End-to-end lifecycle tests stand up real ClickHouse and PostgreSQL instances, then exercise the scan, match, dispatch, notify, and record path through Temporal's test Activity environment.
Finally, Workflow replay tests use WorkflowReplayer against saved Event Histories. If a code change introduces nondeterminism, the replay test catches it before production. When a change is intentional, such as a version-gated behavior update, we regenerate the fixture.
- The fixtures are generated by a dedicated test that spins up a local Temporal dev server, executes each Workflow with mock Activities, and saves the resulting Event History as JSON. This gives us a safety net for every code change that touches Workflow logic.

Debugging with groundcover#

We monitor the Dispatch Center with groundcover itself. Temporal metrics, application metrics, traces, logs, and profiles all flow through our own observability pipeline.

Temporal's OpenTelemetry interceptor gives us spans for Workflow Tasks and Activity executions. We add application spans for scan, dispatch, and notification steps, with attributes such as alert fingerprint, route ID, connected app ID, provider, Workflow ID, and notification duration.

We also create each per-alert Workflow root span with WithNewRoot(). That gives each alert stream its own trace instead of burying it inside the orchestrator's long-running trace. The traces can still be linked by shared Workflow attributes.

When a customer reports a missed notification, we can query the full lifecycle in groundcover's UI with gcQL:

issue.fingerprint:2823f61ada06aa1c | fields _time, span_name, attributes
notification.duration_ms > 5000 | fields notification.provider, workflow.id
span_name:record_dropped_signals | fields _time, workflow.id, issue.fingerprint, attributes

That gives us one place to see the ClickHouse scan, route match, Temporal Signal dispatch, state machine decision, provider API call, and PostgreSQL record write.
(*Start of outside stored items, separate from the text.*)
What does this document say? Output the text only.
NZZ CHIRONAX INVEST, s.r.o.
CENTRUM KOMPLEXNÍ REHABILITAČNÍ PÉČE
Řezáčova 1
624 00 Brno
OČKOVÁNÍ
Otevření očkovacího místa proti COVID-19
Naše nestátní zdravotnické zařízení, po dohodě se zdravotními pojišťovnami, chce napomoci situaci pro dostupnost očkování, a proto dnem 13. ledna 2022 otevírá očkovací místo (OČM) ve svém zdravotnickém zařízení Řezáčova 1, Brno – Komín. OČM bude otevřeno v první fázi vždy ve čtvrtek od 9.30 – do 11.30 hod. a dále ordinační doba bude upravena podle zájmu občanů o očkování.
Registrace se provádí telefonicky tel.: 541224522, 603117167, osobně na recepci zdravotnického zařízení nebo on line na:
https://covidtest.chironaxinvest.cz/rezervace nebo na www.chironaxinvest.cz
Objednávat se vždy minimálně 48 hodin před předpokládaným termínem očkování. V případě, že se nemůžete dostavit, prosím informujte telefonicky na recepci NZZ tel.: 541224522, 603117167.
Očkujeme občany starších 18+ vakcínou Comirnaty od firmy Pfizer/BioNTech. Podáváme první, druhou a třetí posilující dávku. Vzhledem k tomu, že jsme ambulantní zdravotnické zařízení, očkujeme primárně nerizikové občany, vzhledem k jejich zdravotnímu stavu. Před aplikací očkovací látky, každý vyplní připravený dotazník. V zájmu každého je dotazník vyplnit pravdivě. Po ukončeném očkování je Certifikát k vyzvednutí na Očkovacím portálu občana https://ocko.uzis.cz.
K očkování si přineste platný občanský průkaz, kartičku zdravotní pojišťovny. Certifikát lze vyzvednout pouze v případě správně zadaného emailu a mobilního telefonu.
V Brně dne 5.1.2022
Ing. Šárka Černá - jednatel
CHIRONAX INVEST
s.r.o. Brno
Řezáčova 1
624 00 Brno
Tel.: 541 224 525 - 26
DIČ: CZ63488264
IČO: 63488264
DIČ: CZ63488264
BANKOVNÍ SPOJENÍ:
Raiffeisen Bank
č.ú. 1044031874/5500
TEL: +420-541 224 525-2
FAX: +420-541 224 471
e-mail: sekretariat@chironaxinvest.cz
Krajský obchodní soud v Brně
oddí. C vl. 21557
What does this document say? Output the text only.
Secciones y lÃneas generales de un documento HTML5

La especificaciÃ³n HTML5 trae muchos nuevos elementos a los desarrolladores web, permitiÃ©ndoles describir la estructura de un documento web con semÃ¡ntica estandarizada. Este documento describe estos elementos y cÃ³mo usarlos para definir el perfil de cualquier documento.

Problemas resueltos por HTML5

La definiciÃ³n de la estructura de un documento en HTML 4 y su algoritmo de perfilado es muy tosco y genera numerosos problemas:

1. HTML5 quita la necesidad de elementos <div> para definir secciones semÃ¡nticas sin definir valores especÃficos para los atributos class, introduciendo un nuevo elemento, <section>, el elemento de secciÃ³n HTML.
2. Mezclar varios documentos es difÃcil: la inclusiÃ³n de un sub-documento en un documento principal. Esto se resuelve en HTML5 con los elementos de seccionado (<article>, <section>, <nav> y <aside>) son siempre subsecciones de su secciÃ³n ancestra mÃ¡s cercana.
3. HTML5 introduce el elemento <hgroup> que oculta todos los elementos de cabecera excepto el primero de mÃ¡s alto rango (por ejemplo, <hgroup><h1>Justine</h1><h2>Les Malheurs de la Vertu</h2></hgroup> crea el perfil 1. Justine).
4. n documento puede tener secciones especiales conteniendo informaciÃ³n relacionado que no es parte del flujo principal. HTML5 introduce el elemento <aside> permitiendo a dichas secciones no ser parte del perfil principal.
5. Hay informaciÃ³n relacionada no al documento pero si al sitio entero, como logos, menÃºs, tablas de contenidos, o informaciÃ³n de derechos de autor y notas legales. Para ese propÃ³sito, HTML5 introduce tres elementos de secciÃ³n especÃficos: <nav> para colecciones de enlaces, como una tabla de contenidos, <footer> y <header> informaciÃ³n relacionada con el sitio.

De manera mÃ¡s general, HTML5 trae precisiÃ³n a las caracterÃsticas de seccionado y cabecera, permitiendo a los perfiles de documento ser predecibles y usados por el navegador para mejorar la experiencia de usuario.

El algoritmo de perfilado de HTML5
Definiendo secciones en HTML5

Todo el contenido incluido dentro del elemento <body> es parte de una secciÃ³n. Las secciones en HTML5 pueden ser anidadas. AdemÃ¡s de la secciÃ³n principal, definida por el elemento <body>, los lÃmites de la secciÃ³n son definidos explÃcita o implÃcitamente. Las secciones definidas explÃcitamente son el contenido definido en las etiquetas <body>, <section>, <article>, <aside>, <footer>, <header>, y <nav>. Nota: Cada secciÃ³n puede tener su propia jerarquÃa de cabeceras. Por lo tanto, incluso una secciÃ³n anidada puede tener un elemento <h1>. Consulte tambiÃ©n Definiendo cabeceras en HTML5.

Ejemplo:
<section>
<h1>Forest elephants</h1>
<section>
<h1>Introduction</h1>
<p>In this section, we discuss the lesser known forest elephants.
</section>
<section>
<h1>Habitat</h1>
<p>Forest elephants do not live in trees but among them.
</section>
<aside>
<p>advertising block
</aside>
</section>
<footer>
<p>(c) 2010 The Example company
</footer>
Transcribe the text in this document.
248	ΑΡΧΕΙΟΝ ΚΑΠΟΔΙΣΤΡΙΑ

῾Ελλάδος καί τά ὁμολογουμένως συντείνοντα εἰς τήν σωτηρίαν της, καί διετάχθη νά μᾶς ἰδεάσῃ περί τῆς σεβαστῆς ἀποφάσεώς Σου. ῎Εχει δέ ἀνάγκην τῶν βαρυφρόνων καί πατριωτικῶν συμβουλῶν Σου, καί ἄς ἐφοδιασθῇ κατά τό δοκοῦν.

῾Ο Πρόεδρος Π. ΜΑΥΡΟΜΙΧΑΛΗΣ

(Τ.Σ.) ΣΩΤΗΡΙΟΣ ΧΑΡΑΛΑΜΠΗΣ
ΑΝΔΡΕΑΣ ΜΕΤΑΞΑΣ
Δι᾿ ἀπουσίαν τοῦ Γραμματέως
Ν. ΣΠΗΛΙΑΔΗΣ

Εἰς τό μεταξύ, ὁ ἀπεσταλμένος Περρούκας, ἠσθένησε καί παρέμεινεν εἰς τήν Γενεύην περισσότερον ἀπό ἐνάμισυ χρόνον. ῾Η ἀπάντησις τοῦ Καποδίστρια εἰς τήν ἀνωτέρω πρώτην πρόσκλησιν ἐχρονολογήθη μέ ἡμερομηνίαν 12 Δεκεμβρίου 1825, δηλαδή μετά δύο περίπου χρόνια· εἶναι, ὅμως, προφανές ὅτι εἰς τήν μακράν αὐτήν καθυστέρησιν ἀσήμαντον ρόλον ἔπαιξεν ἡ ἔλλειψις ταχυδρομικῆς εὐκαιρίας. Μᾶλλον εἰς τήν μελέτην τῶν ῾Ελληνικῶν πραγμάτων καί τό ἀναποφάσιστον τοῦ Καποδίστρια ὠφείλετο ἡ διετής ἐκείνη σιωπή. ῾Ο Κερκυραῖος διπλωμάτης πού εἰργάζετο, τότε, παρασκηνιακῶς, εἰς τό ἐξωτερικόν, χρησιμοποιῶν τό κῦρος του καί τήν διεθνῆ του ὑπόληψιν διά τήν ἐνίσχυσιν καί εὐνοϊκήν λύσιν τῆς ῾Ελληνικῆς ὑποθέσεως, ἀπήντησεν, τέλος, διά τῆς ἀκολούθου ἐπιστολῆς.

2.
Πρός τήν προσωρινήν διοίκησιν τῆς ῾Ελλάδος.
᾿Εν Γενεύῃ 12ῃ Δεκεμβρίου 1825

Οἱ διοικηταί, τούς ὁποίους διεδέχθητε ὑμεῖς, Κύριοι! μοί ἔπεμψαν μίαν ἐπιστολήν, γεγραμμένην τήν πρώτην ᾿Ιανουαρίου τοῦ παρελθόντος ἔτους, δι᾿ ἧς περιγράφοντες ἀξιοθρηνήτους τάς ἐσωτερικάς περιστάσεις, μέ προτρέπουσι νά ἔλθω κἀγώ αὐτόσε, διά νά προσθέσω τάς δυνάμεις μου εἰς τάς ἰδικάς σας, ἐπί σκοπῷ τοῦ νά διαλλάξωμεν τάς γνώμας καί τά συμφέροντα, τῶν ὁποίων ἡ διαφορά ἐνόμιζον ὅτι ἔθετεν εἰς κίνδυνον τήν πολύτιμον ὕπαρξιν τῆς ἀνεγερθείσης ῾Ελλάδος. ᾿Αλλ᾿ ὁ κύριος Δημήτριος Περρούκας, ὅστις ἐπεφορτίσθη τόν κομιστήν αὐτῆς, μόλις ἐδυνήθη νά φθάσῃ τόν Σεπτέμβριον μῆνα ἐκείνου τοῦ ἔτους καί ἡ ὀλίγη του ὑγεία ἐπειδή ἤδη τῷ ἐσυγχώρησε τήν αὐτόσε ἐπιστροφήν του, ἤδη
Dropped Signals are recorded with structured attributes, so staleness, deduplication, and rate-limit drops are inspectable instead of disappearing into logs.

For ad-hoc Workflow history inspection, we use the Temporal CLI rather than deploying the Web UI. In practice, gcQL-based trace analysis is usually faster and more expressive for debugging notification issues, with Workflow history available as the fallback.

What we learned#

This was our first production use of Temporal at groundcover. A few lessons were clear.

Determinism takes practice. Workflow code cannot call time.Now(), iterate over maps when order matters, or make network calls directly. We wrote those rules down early, and they became normal team habits.
Continue-as-New should be part of the initial design. Long-running Workflows accumulate event history. Decide up front what state must cross the Continue-as-New boundary and structure inputs around it.
Versioning was easier than expected. workflow.GetVersion() let us ship suppression bypass, staleness checks, and a resolve-only path without draining in-flight Workflows.
The Visibility API is worth exploring. We did not start with CountWorkflow as our backpressure plan, but it turned out to be the simplest way to keep intake tied to current Workflow load.

Most importantly, Temporal let us avoid building durable orchestration infrastructure ourselves. Replacing the old notification backend meant we needed state management, retries, crash recovery, ordering, backpressure, and enough visibility to debug customer issues. Temporal gave us the foundation, so we could spend our time on groundcover-specific logic: routing, deduplication, provider behavior, and the operating tools around alert delivery.

This is our first use of Temporal at groundcover inside our BYOC offering. Additional use cases are already planned, and we expect delivery times to decrease further as the team grows more acquainted with Temporal’s primitives and patterns.